The following golfers whom Leadbetter coached went on to win the following tournaments:
- Kathy Baker - 1985 U.S. Women’s Open
- Ian Baker-Finch - 1991 Open Championship
- Ernie Els - 1994, 1997 U.S. Open, 2002, 2012 Open Championship
- Nick Faldo - 1989, 1990, 1996 Masters, 1987, 1990, 1992 Open Championship
- Trevor Immelman - 2008 Masters
- Danielle Kang - 2017 Women’s PGA Championship
- Lydia Ko - 2015 Evian Championship, 2016 ANA Inspiration Championship, 2015, 2016 Best Female Golfer, 2014 LPGA Rookie of the Year, 2015 LPGA Player of the Year
- Se Ri Pak - 1998 U.S. Women’s Open, 1998 LPGA Rookie of the Year, 2007 World Golf Hall of Fame
- Suzann Pettersen - 2006 Women's PGA Championship, 2013 Evian Championship
- Nick Price - 1992, 1994 PGA Championships, 1994 Open Championship, 1993, 1994 PGA Tour Player of the Year, 2003 World Golf Hall of Fame
- Michelle Wie - 2014 U.S. Women’s Open
- Josh Dockum - General Manager/Director of Golf/Head Golf Professional/Whole Staff - Pin Oak Links - Manchester, IA
- Jeff Herb/Kyle Early - 2021 PAO Spring Meeting

===Criticism of Tiger Woods===
In February 1997, it was reported that Leadbetter criticized famous American golfer Tiger Woods, saying "Right now, Tiger is a one-dimensional player who swings full on practically every shot.....Another thing that will prevent Tiger from winning a major is pressure.
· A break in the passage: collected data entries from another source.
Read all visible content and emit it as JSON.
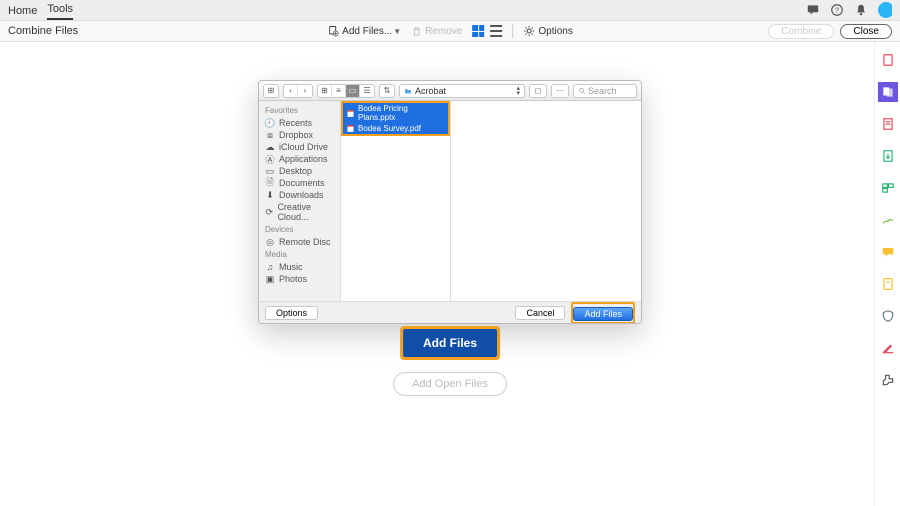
{
  "nav": {
    "home": "Home",
    "tools": "Tools"
  },
  "toolbar": {
    "title": "Combine Files",
    "add_files": "Add Files...",
    "remove": "Remove",
    "options": "Options",
    "combine": "Combine",
    "close": "Close"
  },
  "finder": {
    "location": "Acrobat",
    "search_placeholder": "Search",
    "sidebar": {
      "favorites": "Favorites",
      "items_fav": [
        "Recents",
        "Dropbox",
        "iCloud Drive",
        "Applications",
        "Desktop",
        "Documents",
        "Downloads",
        "Creative Cloud..."
      ],
      "devices": "Devices",
      "items_dev": [
        "Remote Disc"
      ],
      "media": "Media",
      "items_media": [
        "Music",
        "Photos"
      ]
    },
    "files": [
      "Bodea Pricing Plans.pptx",
      "Bodea Survey.pdf"
    ],
    "options_btn": "Options",
    "cancel": "Cancel",
    "add_files": "Add Files"
  },
  "center": {
    "add_files": "Add Files",
    "add_open_files": "Add Open Files"
  }
}
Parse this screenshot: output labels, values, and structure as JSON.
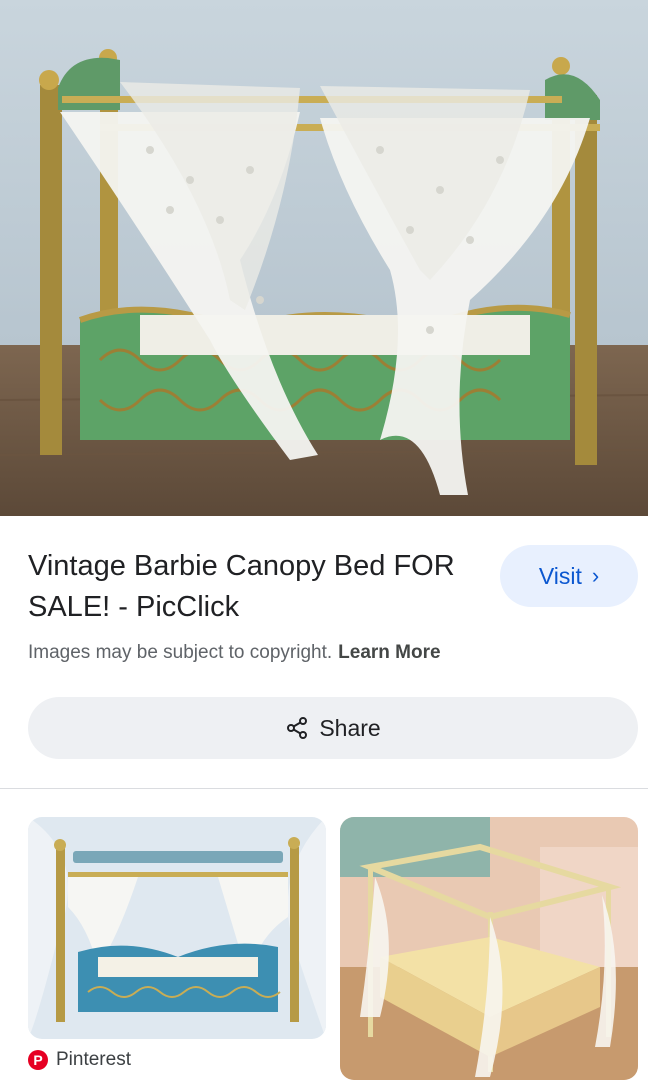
{
  "result": {
    "title": "Vintage Barbie Canopy Bed FOR SALE! - PicClick",
    "visit_label": "Visit",
    "copyright_text": "Images may be subject to copyright.",
    "learn_more_label": "Learn More",
    "share_label": "Share"
  },
  "related": [
    {
      "source": "Pinterest"
    }
  ],
  "icons": {
    "visit": "chevron-right-icon",
    "share": "share-icon",
    "source": "pinterest-icon"
  },
  "colors": {
    "visit_bg": "#e8f0fe",
    "visit_text": "#0b57d0",
    "pinterest": "#e60023"
  }
}
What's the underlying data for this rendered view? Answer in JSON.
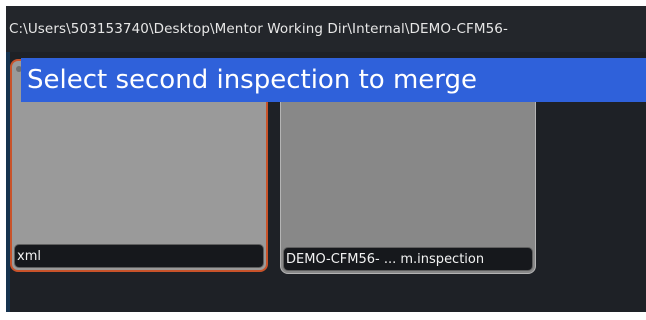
{
  "path_bar": {
    "path": "C:\\Users\\503153740\\Desktop\\Mentor Working Dir\\Internal\\DEMO-CFM56-"
  },
  "banner": {
    "text": "Select second inspection to merge"
  },
  "inspections": [
    {
      "label": "xml",
      "selected": true
    },
    {
      "label": "DEMO-CFM56- ... m.inspection",
      "selected": false
    }
  ],
  "colors": {
    "background": "#1e2126",
    "banner": "#2f61da",
    "selection_border": "#c9532a",
    "thumbnail_1": "#9a9a9a",
    "thumbnail_2": "#888888"
  }
}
There’s a big difference between winning at Las Vegas and winning at Augusta… He has to pay his dues." - - Tiger went on to win the Masters 2 months later by twelve strokes. More than two decades later, in December 2017, Leadbetter questioned the hunger of the top male pros due to the money involved in golf now and also the media frenzy that follows Tiger Woods everywhere.

===Video games===
Leadbetter appeared in the 1992 video game David Leadbetter's Greens, a MS-DOS port of MicroProse Golf. He also appeared in the Wii-exclusive My Personal Golf Trainer, released in the fall of 2010. Trainer is distinguished from other golf games on the platform by requiring the use of the Wii MotionPlus, while also supporting the Wii Balance Board, taking complete advantage of the Wii's motion controls and accessories to provide authentic golf training.

==Personal life==
Leadbetter and his wife, Kelly (an LPGA Tour professional), their sons Andy and James and their daughter Hally, live in Sarasota, Florida. He is also an endorser/spokesman for SAP, Callaway, Rolex, and Golf Pride grips.